Roupas? Nem pensar. É a tal crise. O Brasil semimorto, confusão generalizada e
um travesti, Roberta Close, eleito como máximo símbolo sexual do país. Não é
funny? C’est pas un pays serieux, não é?
[...]Sinto sua falta e gostaria imensamente de voltar a trabalhar com você,
podemos agitar iso na sua volta — tenho sempre na cabeça o Carmilla (ou
Millarca, ou Mircalla). Ôtra cosa: Suzana, la exuberante Saldaña, me pede que eu recurta
o Sarau para que seja montada no Rio (contatou uns diretores, entre eles
Domingos Oliveira e Wolf Maya). Eu ainda não tive tempo de mexer no texto
(estou mergulhado numa tradução de — paixão — John Fante, Dreamsfrom Bunker
Hill; na revisão de O ovo apunhalado — sairá uma nova, chiquíssima, aguarde; num
roteiro para La Duarte — tudo com prazo) — mas penso em manter o melodrama,
mexer na primeira cena, manter os bonecos chineses, enfim, ainda não sei ao certo.
Como é um trabalho que fizemos, eu e você, juntos, e para que não aconteçam
rolos cadianos posteriores, acho que seria necessário, antes de mais nada, uma
autorização sua. Pense nisso e veja se você tá a fim — o crédito de autores seria
nosso, claro. Luizar, andei tão china, trepei como nunca na vida, de ficar ardido.
Não sei ao certo o que aconteceu, me encostaram umas frangas fortes. Agora tô
mais calmo. Ando lôco de vontade de escrever minhas próprias côsas, e não tenho
tempo — é batalha demais. Tão rolando côsas legais, e eu suponho que breve até
me sobrem umas granas quem sabe para passar um mês em NY no final do ano.
Preciso muito. Tá fazendo 10 anos que voltei, é Brasil demais na cabeça de
qualquer um. Às vezes me sufoco. Tive que parar com a dança, não tenho $$$.
Ninguém tem $$$. Você vai fazendo exercícios franciscanos exaustivos, reduzindo
tudo ao mínimo essencial, e o resultado, claro, numa sociedade ca-pi-ta-lis-ta, é
pura falta de prazer. Como anda a história da AIDS por aí? Aqui acalmou, mas
correm uns horrores vezenquando, há duas semanas foi um amigo-de-um-amigo,
quer dizer, foi-se. Vezenquando faço fantasias paranóica-depressivas, andei
promíscuo demais. Ah que ânsia de pureza, e meeeeeeeeedo da marca de Caim.

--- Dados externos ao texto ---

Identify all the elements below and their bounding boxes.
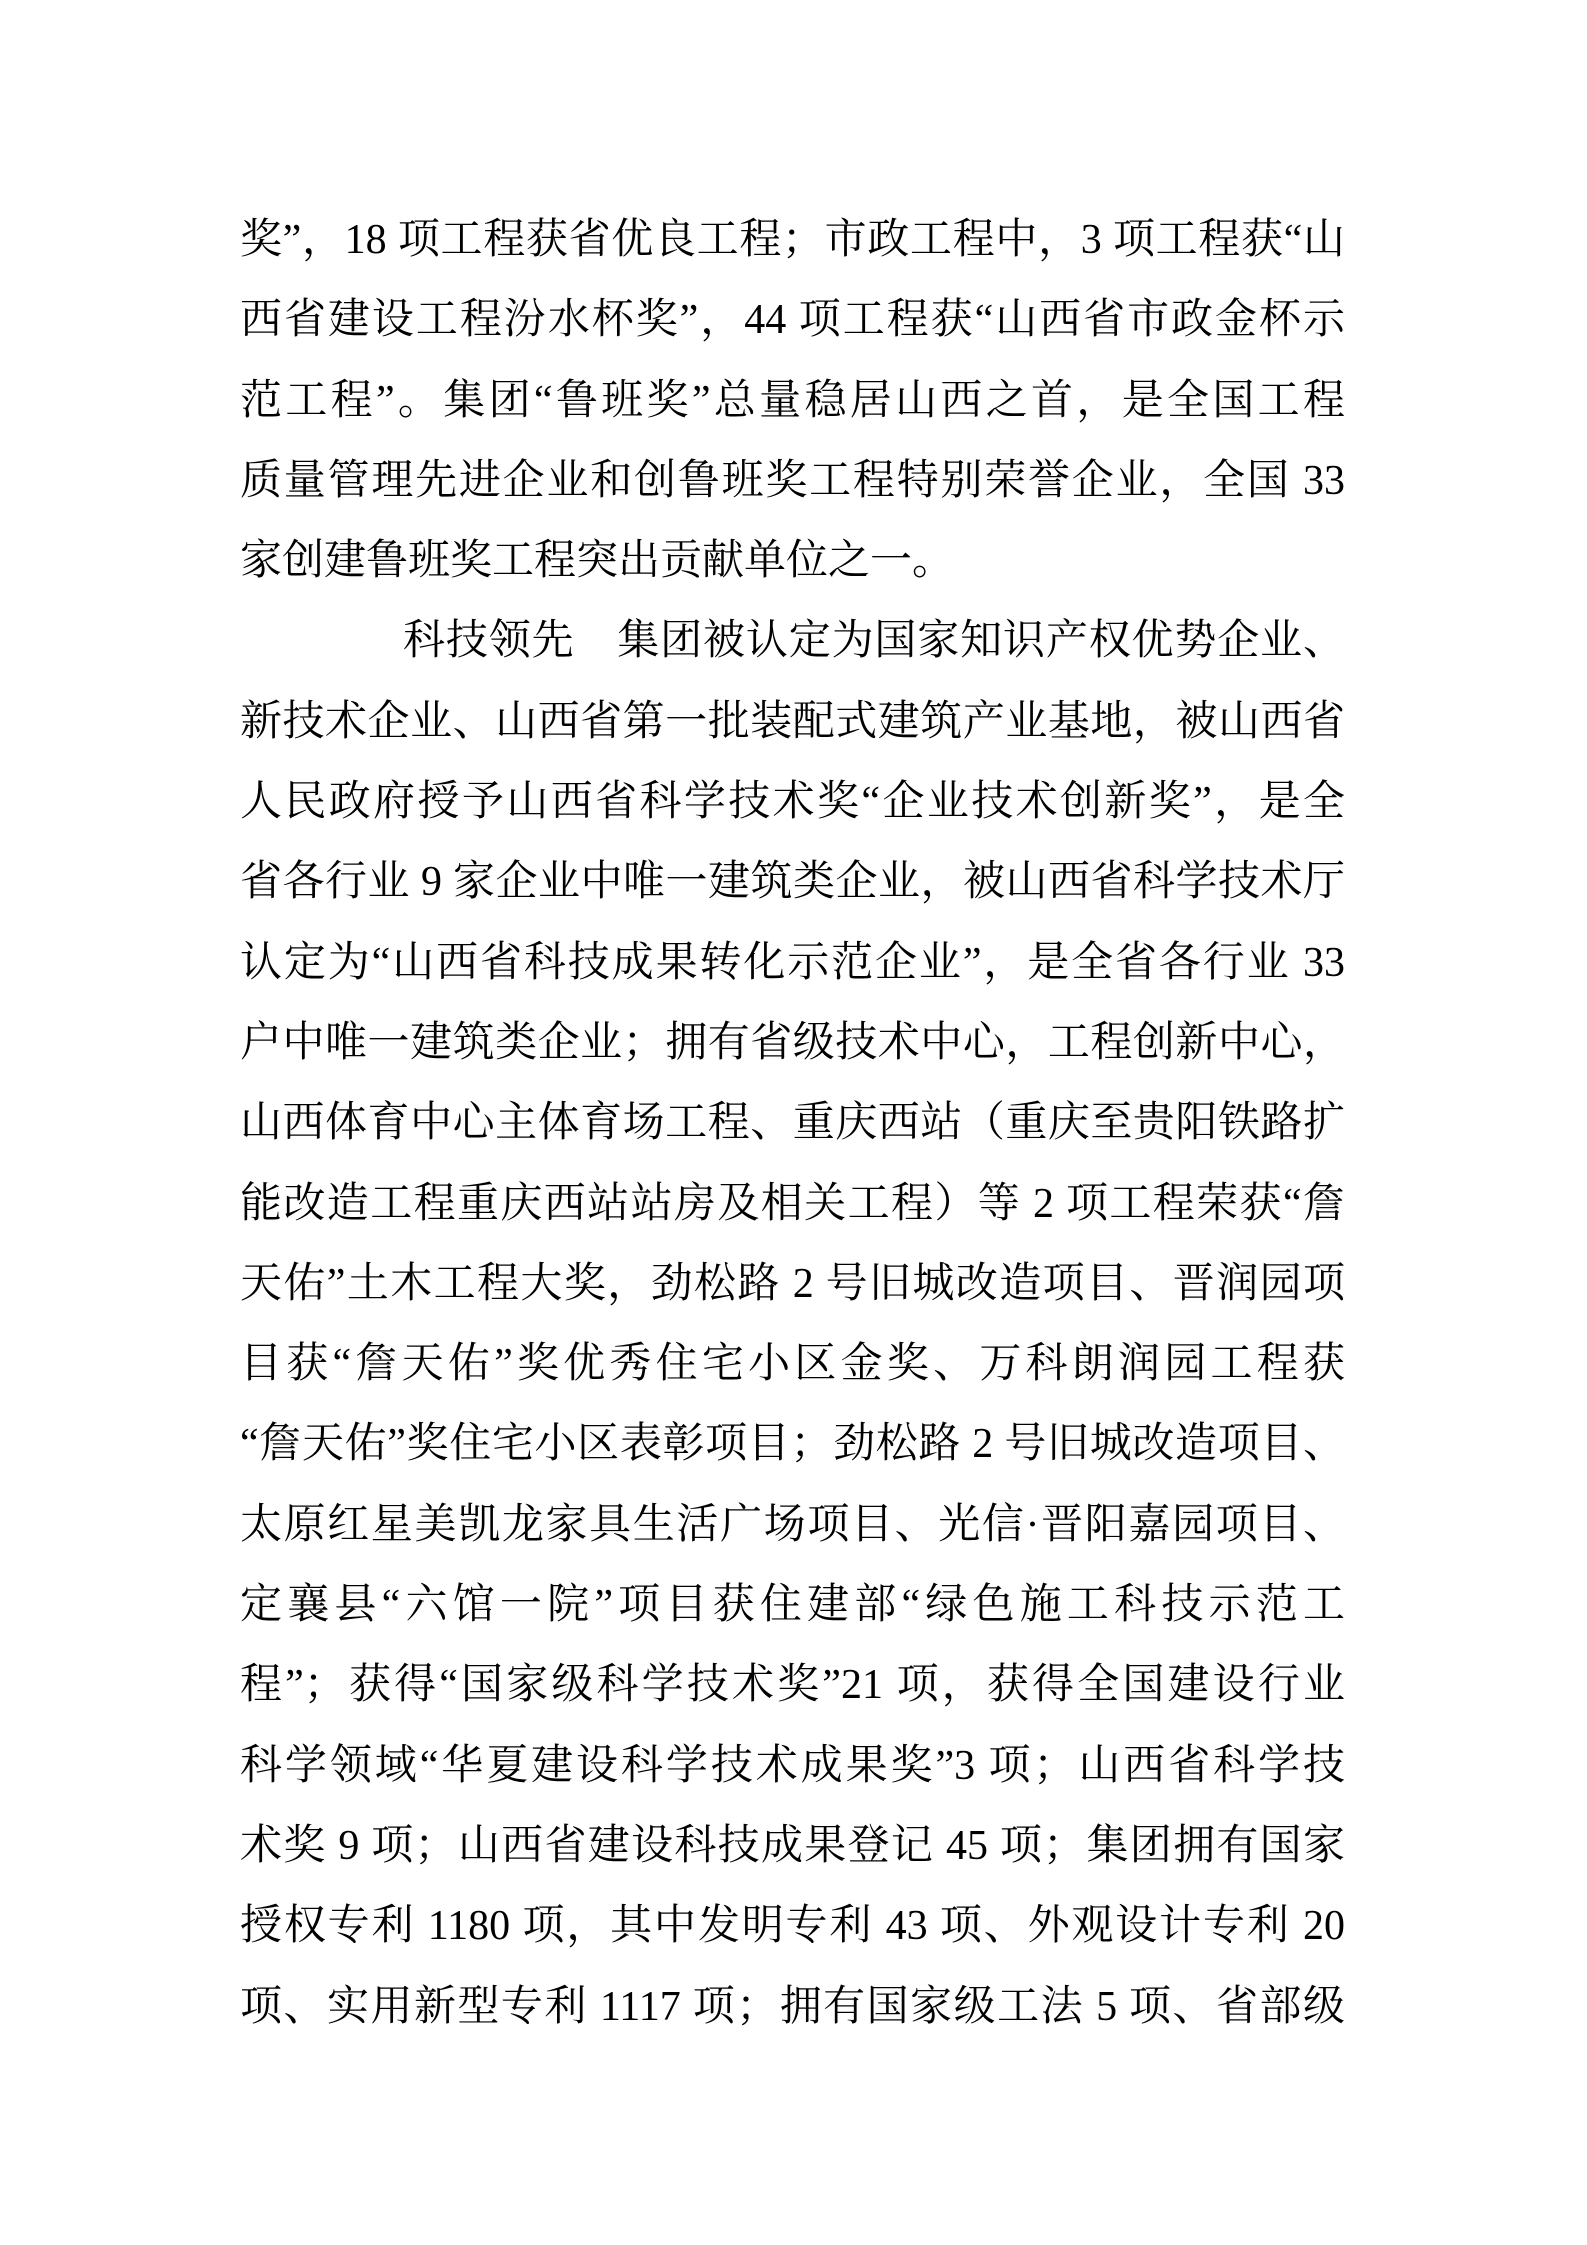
text-line: 太原红星美凯龙家具生活广场项目、光信·晋阳嘉园项目、 — [240, 1485, 1345, 1565]
text-line: 科学领域“华夏建设科学技术成果奖”3 项；山西省科学技 — [240, 1726, 1345, 1806]
text-line: 定襄县“六馆一院”项目获住建部“绿色施工科技示范工 — [240, 1565, 1345, 1645]
text-line: 人民政府授予山西省科学技术奖“企业技术创新奖”，是全 — [240, 762, 1345, 842]
text-line: 省各行业 9 家企业中唯一建筑类企业，被山西省科学技术厅 — [240, 842, 1345, 922]
text-line: 天佑”土木工程大奖，劲松路 2 号旧城改造项目、晋润园项 — [240, 1244, 1345, 1324]
text-line: 户中唯一建筑类企业；拥有省级技术中心，工程创新中心， — [240, 1003, 1345, 1083]
text-line: 项、实用新型专利 1117 项；拥有国家级工法 5 项、省部级 — [240, 1967, 1345, 2047]
text-line: “詹天佑”奖住宅小区表彰项目；劲松路 2 号旧城改造项目、 — [240, 1404, 1345, 1484]
text-line-paragraph-end: 家创建鲁班奖工程突出贡献单位之一。 — [240, 521, 1345, 601]
text-line: 山西体育中心主体育场工程、重庆西站（重庆至贵阳铁路扩 — [240, 1083, 1345, 1163]
text-line: 授权专利 1180 项，其中发明专利 43 项、外观设计专利 20 — [240, 1886, 1345, 1966]
document-text-block: 奖”，18 项工程获省优良工程；市政工程中，3 项工程获“山 西省建设工程汾水杯… — [240, 200, 1345, 2047]
text-line: 目获“詹天佑”奖优秀住宅小区金奖、万科朗润园工程获 — [240, 1324, 1345, 1404]
text-line: 西省建设工程汾水杯奖”，44 项工程获“山西省市政金杯示 — [240, 280, 1345, 360]
text-line: 术奖 9 项；山西省建设科技成果登记 45 项；集团拥有国家 — [240, 1806, 1345, 1886]
text-line: 范工程”。集团“鲁班奖”总量稳居山西之首，是全国工程 — [240, 361, 1345, 441]
text-line: 能改造工程重庆西站站房及相关工程）等 2 项工程荣获“詹 — [240, 1164, 1345, 1244]
document-page: 奖”，18 项工程获省优良工程；市政工程中，3 项工程获“山 西省建设工程汾水杯… — [0, 0, 1587, 2245]
text-line-paragraph-start: 科技领先 集团被认定为国家知识产权优势企业、高 — [240, 601, 1345, 681]
text-line: 质量管理先进企业和创鲁班奖工程特别荣誉企业，全国 33 — [240, 441, 1345, 521]
text-line: 奖”，18 项工程获省优良工程；市政工程中，3 项工程获“山 — [240, 200, 1345, 280]
text-line: 认定为“山西省科技成果转化示范企业”，是全省各行业 33 — [240, 923, 1345, 1003]
text-line: 新技术企业、山西省第一批装配式建筑产业基地，被山西省 — [240, 682, 1345, 762]
text-line: 程”；获得“国家级科学技术奖”21 项，获得全国建设行业 — [240, 1645, 1345, 1725]
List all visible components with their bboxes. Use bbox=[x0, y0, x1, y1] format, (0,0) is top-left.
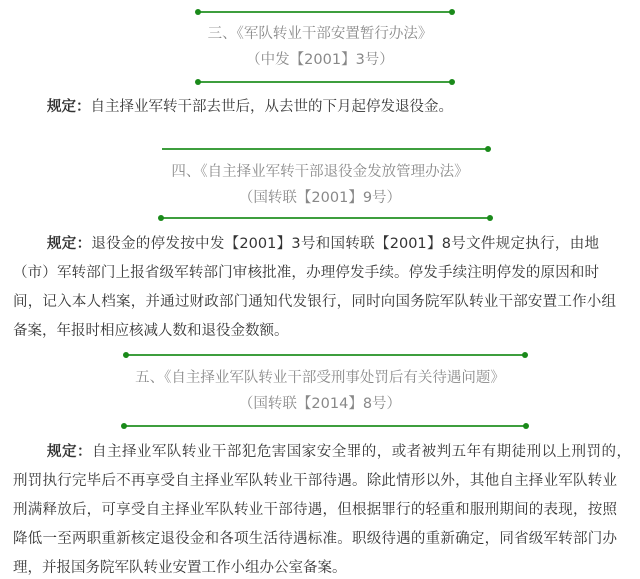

Ontem fui ver o Ensaio de orquestra, de Fellini, e voltei encantado, o filme podia ter uma epígrafe de Caetano: “Como é bom poder tocar um instrumento”. Não é?
Venha, venha & venha. Tento te introduzir nos meios televisivos, mas por
enquanto o que vi é abobrinha pura — as histórias de John Fante escrevendo
roteiros em Hollywood perdem. Bobajol. Vale talvez pela grana. Mas é uma côsa
procê usar e cair fora. Hoje à noite vou ver show de Nara Leão cantando só bossanova,
depois tenho um jantar com uma produtora da TV Cultura, Paula Dip, [...]
um programa semanal sobre literatura, ela precisando de um assessor. Mas tudo
neste país rola demais nas coxas, não há penetraçao, entende? Como diz John
Fante: “Please God, please Knut Hamsum, don’t desert me now”. Estou apaixonado por
ele. Dos americanos, é a coisa mais apaixonante que li desde Salinger (imbatível), Procure Ask the dust, e preste atenção nos sapatos de Camila. Manhã de sexta-feira,
meio-dia em ponto, pela janela aquele céu semi-azul de Sampa e uma enorme rosa
cor-de-rosa brotada ontem. Tenho que sair, pagar a conta telefônica, ir ao correio,
depois me vuelvo para trabalhar. Sei que Paulo Renato está no Rio, só não sei como
achá-lo, e fico à espera que ele me ache. Lamentei não ter visto Rosinha Marcovici,
mas adorei cruzar Clarissa (como ela é linda, tchê: é uma petite Gretá Garbô, não?).
Beije Guto por mim, e diga a ele para ter cuidado com AIDS e overdose — são
meus maiores meeeeeeeedos (esse tipo de medo — gravíssimo — você só
consegue tapando o nariz com o polegar-e-o-indicador). Graça, la Medeiros, diz
que vai até aí em setembro. Me espanto com a facilidade com que as pessoas
conseguem dólare$. Não tenho, definitivamente, a menor capacidade para tal coisa.
Mas me dá notícias, cuide-se bem. Beijo grande & mucho cariño do
Caio F.
(the Christiane’s brother)

PS — Toque bem alto e forte seu instrumento.